That isn't, and can't possibly be, a shotgun mike. The interference tube in front of the capsule of a shotgun mike has to be half a wavelength at the lowest frequency at which its pattern is supposed to get narrower. To have any beneficial effect on the intelligibility of speech pickup--the application that shotguns are mainly designed for--the tube needs to be at least 9" long or thereabouts; that's where the range of "short shotguns" begins.
The acoustical principle can't be miniaturized unless you record in a medium denser than air. Anything shorter is just window dressing, of which there's plenty in the marketplace, unfortunately. Quite a few shotguns are longer, so that the narrowing starts at lower frequencies, and so that room sound from outside a narrower angle will be reduced--though this results in a bumpier pickup pattern at any given frequency, and makes them particularly bad sounding in reverberant spaces at any distance from the sound source.
If it were possible to get a similar effect with a shorter interference tube, every manufacturer would do that, because then the user could get the capsule of the microphone closer to the talent without its appearing in the camera frame--the main task of a boom operator.

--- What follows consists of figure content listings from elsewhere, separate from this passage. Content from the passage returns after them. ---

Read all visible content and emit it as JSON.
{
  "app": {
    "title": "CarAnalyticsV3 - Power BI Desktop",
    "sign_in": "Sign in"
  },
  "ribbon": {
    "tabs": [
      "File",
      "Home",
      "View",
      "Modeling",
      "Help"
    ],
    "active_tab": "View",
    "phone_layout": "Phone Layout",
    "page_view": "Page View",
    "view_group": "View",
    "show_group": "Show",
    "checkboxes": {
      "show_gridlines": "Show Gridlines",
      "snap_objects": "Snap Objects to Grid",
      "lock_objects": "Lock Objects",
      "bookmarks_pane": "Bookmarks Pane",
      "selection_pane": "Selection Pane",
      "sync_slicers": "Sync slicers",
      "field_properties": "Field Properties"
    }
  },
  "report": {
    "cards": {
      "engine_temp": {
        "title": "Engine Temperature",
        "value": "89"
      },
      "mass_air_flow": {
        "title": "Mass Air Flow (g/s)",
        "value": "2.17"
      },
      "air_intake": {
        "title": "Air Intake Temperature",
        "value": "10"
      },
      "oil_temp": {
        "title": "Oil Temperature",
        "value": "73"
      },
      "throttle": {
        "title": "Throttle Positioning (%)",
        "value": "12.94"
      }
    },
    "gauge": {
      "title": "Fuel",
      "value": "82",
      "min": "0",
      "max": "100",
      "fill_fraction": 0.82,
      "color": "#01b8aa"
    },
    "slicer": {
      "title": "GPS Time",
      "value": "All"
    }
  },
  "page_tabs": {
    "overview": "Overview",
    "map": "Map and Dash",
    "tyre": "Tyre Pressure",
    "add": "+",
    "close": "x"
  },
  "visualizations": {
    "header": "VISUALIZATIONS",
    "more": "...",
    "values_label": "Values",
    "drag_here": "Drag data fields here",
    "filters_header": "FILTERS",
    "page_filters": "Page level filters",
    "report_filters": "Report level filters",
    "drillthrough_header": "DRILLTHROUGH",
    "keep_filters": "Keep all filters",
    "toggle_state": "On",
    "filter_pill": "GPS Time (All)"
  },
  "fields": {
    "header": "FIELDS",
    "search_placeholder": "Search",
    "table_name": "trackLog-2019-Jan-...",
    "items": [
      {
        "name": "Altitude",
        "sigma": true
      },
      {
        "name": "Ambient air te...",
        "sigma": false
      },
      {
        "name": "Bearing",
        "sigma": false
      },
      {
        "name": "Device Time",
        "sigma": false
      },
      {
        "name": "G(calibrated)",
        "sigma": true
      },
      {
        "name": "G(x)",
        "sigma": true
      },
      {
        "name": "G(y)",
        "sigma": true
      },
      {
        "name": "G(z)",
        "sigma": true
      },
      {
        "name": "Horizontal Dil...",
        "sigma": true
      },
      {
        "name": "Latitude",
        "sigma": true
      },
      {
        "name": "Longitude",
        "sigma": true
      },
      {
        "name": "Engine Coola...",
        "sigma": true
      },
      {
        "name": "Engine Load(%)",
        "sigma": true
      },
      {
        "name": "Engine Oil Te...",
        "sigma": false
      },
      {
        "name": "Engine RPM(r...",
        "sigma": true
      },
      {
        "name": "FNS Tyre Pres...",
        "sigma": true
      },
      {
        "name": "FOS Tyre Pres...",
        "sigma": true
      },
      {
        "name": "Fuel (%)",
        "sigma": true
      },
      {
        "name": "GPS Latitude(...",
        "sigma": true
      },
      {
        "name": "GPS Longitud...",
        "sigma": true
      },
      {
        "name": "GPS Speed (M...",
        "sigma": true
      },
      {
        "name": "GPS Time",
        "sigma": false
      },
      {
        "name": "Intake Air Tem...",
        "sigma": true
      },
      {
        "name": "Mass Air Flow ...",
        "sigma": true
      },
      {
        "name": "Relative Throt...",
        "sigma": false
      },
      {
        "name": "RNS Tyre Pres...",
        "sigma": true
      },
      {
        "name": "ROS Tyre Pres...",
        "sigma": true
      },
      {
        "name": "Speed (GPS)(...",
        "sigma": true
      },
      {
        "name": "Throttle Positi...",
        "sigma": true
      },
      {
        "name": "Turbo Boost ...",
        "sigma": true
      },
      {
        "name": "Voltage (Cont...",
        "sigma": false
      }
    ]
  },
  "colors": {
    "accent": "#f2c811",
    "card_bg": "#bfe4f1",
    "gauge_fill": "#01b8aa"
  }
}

I'm pretty sure I owned one of these mikes at some point in the pre-digital past. It's nothing special. Sony electrets from this period were made for recording business meetings in an office on non-Dolby type I cassettes, not music in a large space on accurate, wide-range recording equipment. They're noisy, thin in the bass and peaky in the treble, but that used to be considered "hi-fi" by the typical business customer who bought them, apparently.